離人峰。
“還是沒動靜。”
汪沉等啊等,依舊一點風聲都沒有,貌似內門外門中,都沒人覺察到他們的小心思。
這種寧靜,讓得他心中不安。
太過安靜了。
“我們要不要稍稍停歇一下。”
那幾位內門長老,也覺得心頭不安,這和他們想象中的不一樣,沒有一種幕後的感覺,反而像是在黑暗中摸索,跟個瞎子似的,根本不知道對面的心思。
“你們怕了?!”
汪沉直言道。
“……”
默然,
是怕了。
若不是調往外面太過危險,他們也不想硬頂上去的,那位少年宗主,絕不是一個善於相處的人。
“步伐快一些就好了,將我們過往的功績翻出,跟藥廬長老一樣,取得一個留守的位置。”
汪沉作爲五人中的主謀,還是有些許魄力的,知曉不能久拖,得儘快解決。
此時,他們希冀於各方沒有察覺到問題所在,讓他們悄悄完成了佈局。
真不行,伸頭一刀,縮頭也是一刀,早些了結也是好的。
“嘩啦啦……”
五人商議好,還未有進一步的動作。
一股肅殺之風呼嘯而出,甲冑森森,此地的幽暗都被破開,五位內門長老的面色,一下變得很難看。
“汪沉等內門長老,玩忽權柄,攻訐他人,從今日起調往邊線,無有大功不得回返。”
來人是執法殿主,威勢強悍,更重要的奉着仙宗之主的命令而來,讓人不敢有絲毫的懈怠。
“怎麼會這樣啊……”
汪沉等人,通體冰寒,不動則已,動則雷霆萬鈞。
這個節點,掐得太準了。
若是他們將第三步、第四步走出,掀起風波,那還有得玩,現在直接被截斷在第二步,根本沒有一絲的活路了。
陳生,洗白了。
他們罪責也定下,當真是鐵證如山,沒有一絲的冤枉。
“諸位,可是認罪。”
執法殿主冷聲道。
“我等認罪。”
汪沉五人,如喪考妣,身軀都有些顫抖,想到會被送往險惡之地,就一陣畏懼,但詔令下來,卻也不得不去。
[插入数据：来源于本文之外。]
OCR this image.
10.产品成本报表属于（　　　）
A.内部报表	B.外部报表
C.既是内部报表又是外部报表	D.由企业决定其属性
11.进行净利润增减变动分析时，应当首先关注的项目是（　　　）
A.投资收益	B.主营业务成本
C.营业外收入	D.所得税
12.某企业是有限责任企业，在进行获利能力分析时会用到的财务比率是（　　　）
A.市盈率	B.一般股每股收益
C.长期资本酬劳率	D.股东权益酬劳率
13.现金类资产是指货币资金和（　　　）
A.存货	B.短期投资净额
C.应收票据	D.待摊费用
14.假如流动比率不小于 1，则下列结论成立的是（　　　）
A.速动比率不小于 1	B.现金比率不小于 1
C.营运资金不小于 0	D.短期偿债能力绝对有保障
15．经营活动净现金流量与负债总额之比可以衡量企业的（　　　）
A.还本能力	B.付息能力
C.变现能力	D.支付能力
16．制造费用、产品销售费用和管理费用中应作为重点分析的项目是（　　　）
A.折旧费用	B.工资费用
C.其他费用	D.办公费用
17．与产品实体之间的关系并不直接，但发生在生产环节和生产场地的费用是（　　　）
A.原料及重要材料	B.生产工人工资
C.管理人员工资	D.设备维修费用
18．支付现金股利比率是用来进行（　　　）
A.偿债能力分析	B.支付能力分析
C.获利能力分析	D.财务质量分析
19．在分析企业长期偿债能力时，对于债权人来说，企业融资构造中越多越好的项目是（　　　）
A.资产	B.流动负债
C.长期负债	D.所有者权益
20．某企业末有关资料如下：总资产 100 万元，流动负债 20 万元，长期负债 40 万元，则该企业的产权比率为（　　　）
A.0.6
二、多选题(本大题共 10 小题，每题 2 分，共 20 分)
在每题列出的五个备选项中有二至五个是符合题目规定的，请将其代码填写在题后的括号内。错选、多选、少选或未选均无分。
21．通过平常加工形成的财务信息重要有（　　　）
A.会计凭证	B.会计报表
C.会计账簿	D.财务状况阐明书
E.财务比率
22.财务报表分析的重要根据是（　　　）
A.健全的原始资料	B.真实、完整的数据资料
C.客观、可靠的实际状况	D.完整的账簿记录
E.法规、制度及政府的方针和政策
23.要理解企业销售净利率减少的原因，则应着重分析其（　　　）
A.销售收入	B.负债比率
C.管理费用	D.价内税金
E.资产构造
玉宇澄清,仙宗內依舊穩定,縱然邊地再是動盪,五位霸主依舊有着坐看風雲的底氣。
陳生沒有俯仰天下的豪情,他守着自家一畝三分地,在小小的藥廬中,遵循着安逸的生活節奏。
於夕陽下,他和綠珠兩人坐在龍行殿的臺階下,看靈鶴飛舞,煙氣縹緲,似如天上萬象。
也入得藥園中,鋤草施肥,看得三三兩兩的煉丹學徒,苦惱思索着,覺得少年真好。
藥廬稍稍擴建了一次,他還去做過搬運工,沒被發現,是一樁很好玩的經歷。
不計年月,逝水而過。
這種生活極好,但當綠珠的氣色,漸漸衰微的時候,他細細算來,才知二十二年恍惚而過。
“當時,你說要留在藥廬陪我,還以爲是美麗的情話呢,不想竟真的實現了,我有點……竊喜。”
綠珠能夠感受到,生機一點點的從身體流逝,韶華難留,但她沒有一點惶恐之意,心中極爲的安寧和知足。
人生如此,哪裡還能強求,她已是勝過千萬同道了。
“我哪裡會騙人。”
陳生很早的時候,就知道身邊的人,壽命有限,是以對細節和承諾極爲的謹慎,只要應下,就不會敷衍了事。
“就是這時間忒短了。”
一日很長,一日也能很短,綠珠心境安寧,便覺得一日很短,她小聲感嘆了一下,又笑了,道:“我有點貪心了。”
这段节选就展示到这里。